Governance
11/1/20242 min read


Scene between Decks on an Immigrant Ship, Illustrated London News, 6 July 1850, p.17
On first coming aboard, the convicts would be assigned to messes – usually the naval mess of six – the primary social unit for issuing, cooking and eating meals. The mess was also used for allocating work duties such as washing clothes and cleaning the prison. Some of the ships’ officers and surgeon superintendents allowed the men and women to select their own messmates, but this was apparently not done in the early period. In some cases, the convicts were also organized into larger ‘divisions’ to assist in regulating them while they were on the upper deck for exercise.
Men with skills that were useful in working the ship – sailors, carpenters, butchers, hairdressers, clerks – would be assigned to working messes so they could more easily be released from the prison. And as noted above, middle class convicts could make arrangements (probably for a fee) to mess together. There is also evidence that young women were assigned to messes with older and more stable figures, and mothers with young children were placed together. (See Newsletter on the First Fleet Messes)
Trusted prisoners (and men and women who were prepared to risk the disapproval of their fellow inmates) were appointed to supervisory roles – boatswain of the prison, boatswain’s mates, captains of the decks, captains of divisions, mess captains or monitors. It was from amongst these men that the overseers were chosen when the First Fleet arrived, and the various work parties were established.
Other men and women were given perquisites in return for taking on the responsibility of support roles – convict cooks and cook’s mates; assistants to the stewards in serving out the provisions; guards over the provisions; watchmen of the prison; ‘surgeryman’ in charge of the hospital and other attendants to the sick; men assigned to keep the privy cisterns filled with water or to maintain the windsails; butchers; barbers; teachers and so on.

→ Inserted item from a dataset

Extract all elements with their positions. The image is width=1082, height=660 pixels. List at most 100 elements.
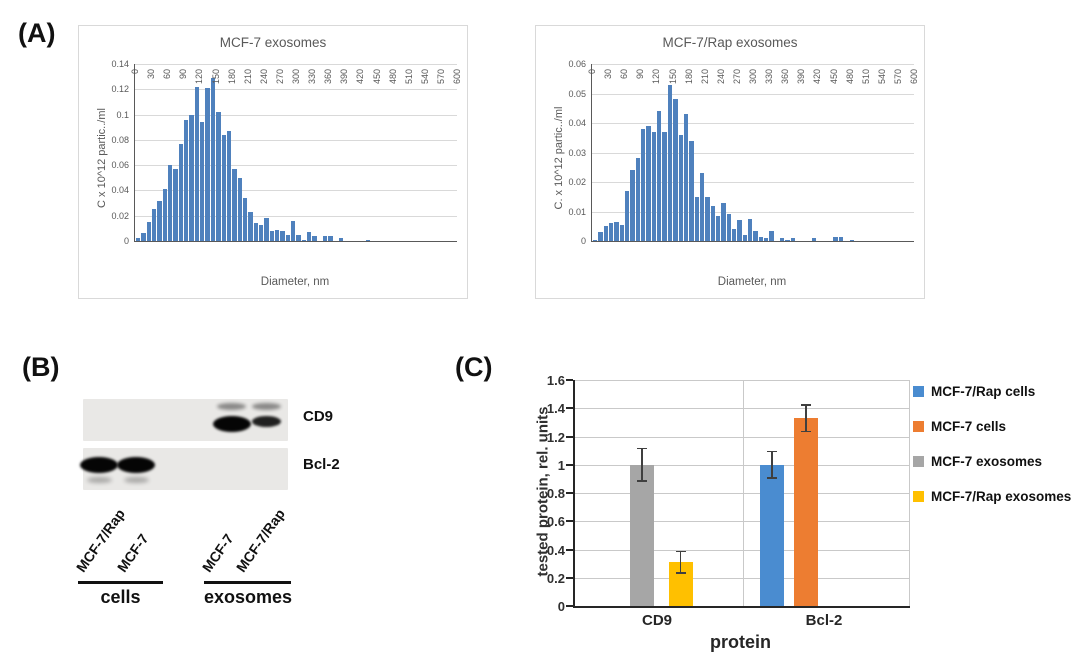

The men selected to oversee the provisions were often chosen by the convicts themselves, as a form of reassurance that they were being issued with their full entitlement. While the evidence is fragmentary, we know that on some ships, the convicts elected their own cooks and boatswain’s mates.
There were also a few cases where the convicts organized themselves into watches to prevent thieving, and ‘committees’ to try and punish offenders. The most famous example is the ‘board of honour’ organized on the Hillsborough (1798) to track down the watch of the Sir Jeremiah Fitzpatrick, the ‘inspector of health’ to the convict transports, stolen when he came on board prior to sailing to ensure that the prisoners were being properly treated. Under threat of being discovered by his fellow prisoners and given exemplary punishment, the offender quietly gave up the watch.
There are other examples – the convicts on the Bencoolen (1819), who established a jury of 12 to adjudicate their differences and to enforce the prison regulations; and the men on the Albion (1823) who formed a ‘society for the suppression of vice’.
Not all of the ships’ officers and surgeon superintendents were comfortable with the prisoners self-organising, and they suppressed such initiatives which smacked of republicanism.